The quality of utility services provided to the people of this country is becoming pathetically unacceptable for a nation that is seeking to accelerate in its developmental efforts to become a middle-income country by 2015. We refer here to the availability of water and electricity in particular, to the people of Ghana.
Water, is said to be life; for without it, no life form can exist.

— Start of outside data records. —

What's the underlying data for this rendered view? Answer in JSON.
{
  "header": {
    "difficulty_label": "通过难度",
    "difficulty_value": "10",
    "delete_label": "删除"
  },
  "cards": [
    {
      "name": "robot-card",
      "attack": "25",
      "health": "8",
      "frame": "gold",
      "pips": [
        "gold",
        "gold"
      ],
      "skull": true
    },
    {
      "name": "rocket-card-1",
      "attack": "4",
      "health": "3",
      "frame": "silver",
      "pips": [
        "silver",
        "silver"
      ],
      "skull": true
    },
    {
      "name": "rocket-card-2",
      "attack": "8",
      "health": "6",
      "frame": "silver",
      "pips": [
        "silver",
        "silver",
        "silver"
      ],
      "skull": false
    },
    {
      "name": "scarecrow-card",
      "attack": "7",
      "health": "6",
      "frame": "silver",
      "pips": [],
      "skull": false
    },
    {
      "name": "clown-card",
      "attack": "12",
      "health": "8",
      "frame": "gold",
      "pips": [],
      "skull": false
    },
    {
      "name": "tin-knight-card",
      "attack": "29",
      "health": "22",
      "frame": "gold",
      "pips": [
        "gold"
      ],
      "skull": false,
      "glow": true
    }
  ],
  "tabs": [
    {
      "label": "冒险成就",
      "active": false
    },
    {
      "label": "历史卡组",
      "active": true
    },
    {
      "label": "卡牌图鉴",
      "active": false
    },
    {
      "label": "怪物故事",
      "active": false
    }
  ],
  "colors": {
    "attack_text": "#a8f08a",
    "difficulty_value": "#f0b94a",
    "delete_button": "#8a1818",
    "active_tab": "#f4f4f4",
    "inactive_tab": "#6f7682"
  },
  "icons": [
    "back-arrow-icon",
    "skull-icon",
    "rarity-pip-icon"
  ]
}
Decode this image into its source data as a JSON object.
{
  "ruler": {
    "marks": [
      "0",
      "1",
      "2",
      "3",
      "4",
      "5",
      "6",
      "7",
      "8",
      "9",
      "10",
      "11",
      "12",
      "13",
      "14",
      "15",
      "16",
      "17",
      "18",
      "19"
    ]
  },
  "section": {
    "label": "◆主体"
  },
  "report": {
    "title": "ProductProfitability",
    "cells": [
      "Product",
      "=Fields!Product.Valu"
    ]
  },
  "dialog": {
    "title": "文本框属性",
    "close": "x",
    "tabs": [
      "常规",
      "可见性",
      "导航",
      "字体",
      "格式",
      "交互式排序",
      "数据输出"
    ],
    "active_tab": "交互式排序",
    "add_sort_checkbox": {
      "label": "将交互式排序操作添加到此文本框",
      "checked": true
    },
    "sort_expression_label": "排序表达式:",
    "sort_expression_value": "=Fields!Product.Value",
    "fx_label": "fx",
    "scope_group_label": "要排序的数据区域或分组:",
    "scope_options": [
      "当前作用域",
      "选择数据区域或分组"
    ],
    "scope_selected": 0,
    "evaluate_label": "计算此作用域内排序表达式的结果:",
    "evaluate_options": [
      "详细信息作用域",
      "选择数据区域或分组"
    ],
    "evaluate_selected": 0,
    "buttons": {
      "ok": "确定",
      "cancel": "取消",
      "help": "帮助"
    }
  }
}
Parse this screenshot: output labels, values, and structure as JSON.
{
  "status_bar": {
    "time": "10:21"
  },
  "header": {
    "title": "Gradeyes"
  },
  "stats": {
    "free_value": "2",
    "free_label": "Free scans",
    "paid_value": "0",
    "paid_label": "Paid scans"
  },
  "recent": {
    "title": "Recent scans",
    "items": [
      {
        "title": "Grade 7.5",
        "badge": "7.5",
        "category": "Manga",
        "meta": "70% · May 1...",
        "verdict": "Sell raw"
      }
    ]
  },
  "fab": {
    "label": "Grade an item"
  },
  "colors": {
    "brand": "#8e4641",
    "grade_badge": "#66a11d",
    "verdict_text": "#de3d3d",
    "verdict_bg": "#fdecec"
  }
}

It is therefore a necessity for the sustenance of life.
Unfortunately, the quality of water supply to various communities in the country seem to be on the decline and many more people in areas where water supply was never known to be a problem are seen these days, roaming all over town in search of water.
Sadly enough, even as the Ghana Water Company Limited (GWC) cry for resources to improve its services, it has not been responsible enough in protecting the limited resources available to it.
It is no uncommon to see potable water gushing out of broken pipelines and in spite of incessant calls by consumers through the airwaves, courtesy, radio stations, for GWC to plug the points of leakages, the company's responses have never been prompt enough.
There have been times too that they have been rendered helpless by their Electricity Company of Ghana (ECG) counterparts, through erratic power supply that affect the operations of their pumping machines.
The spate of disruptions in power supply to the people of Ghana these days, clearly demonstrates a utility company that has become clueless and helpless about how to supply an essential service to teeming consumers, in spite of the monopoly it enjoys.
The Chronicle views the recent rampant disruptions to power supply that is fast becoming an acceptable development, without any indications from ECG that the underlining problems are being resolved, as highly unacceptable.
Many are those who have lost their valuable equipments through these power disruptions. Unfortunately, consumers seem to lack the courage to take ECG to task, and probably get them to pay for losses incurred through what one can without any reservations describe as 'recklessness of the highest order.'
It is true that machines can fail. However, the consistency of the power problems and the frequency of it now seem to go beyond what could be described as unexpected power outages.
It has become a routine.
The last time The Chronicle brought to the attention of Ghanaians the list of problems international observers see as forming barriers to our country as an investment destination, through the Financial Times of London, some people in government were not happy with us.
But the hard fact is that these problems identified, including unreliable power supply, affect not only the foreign investor, but Ghanaian businesses as well.
It is the hope of The Chronicle that the ministries responsible for Water Resources and Energy, would approach the problems confronting the provision of these essential services with all alacrity, to give a little more attraction to our country; making it good for living and also for business.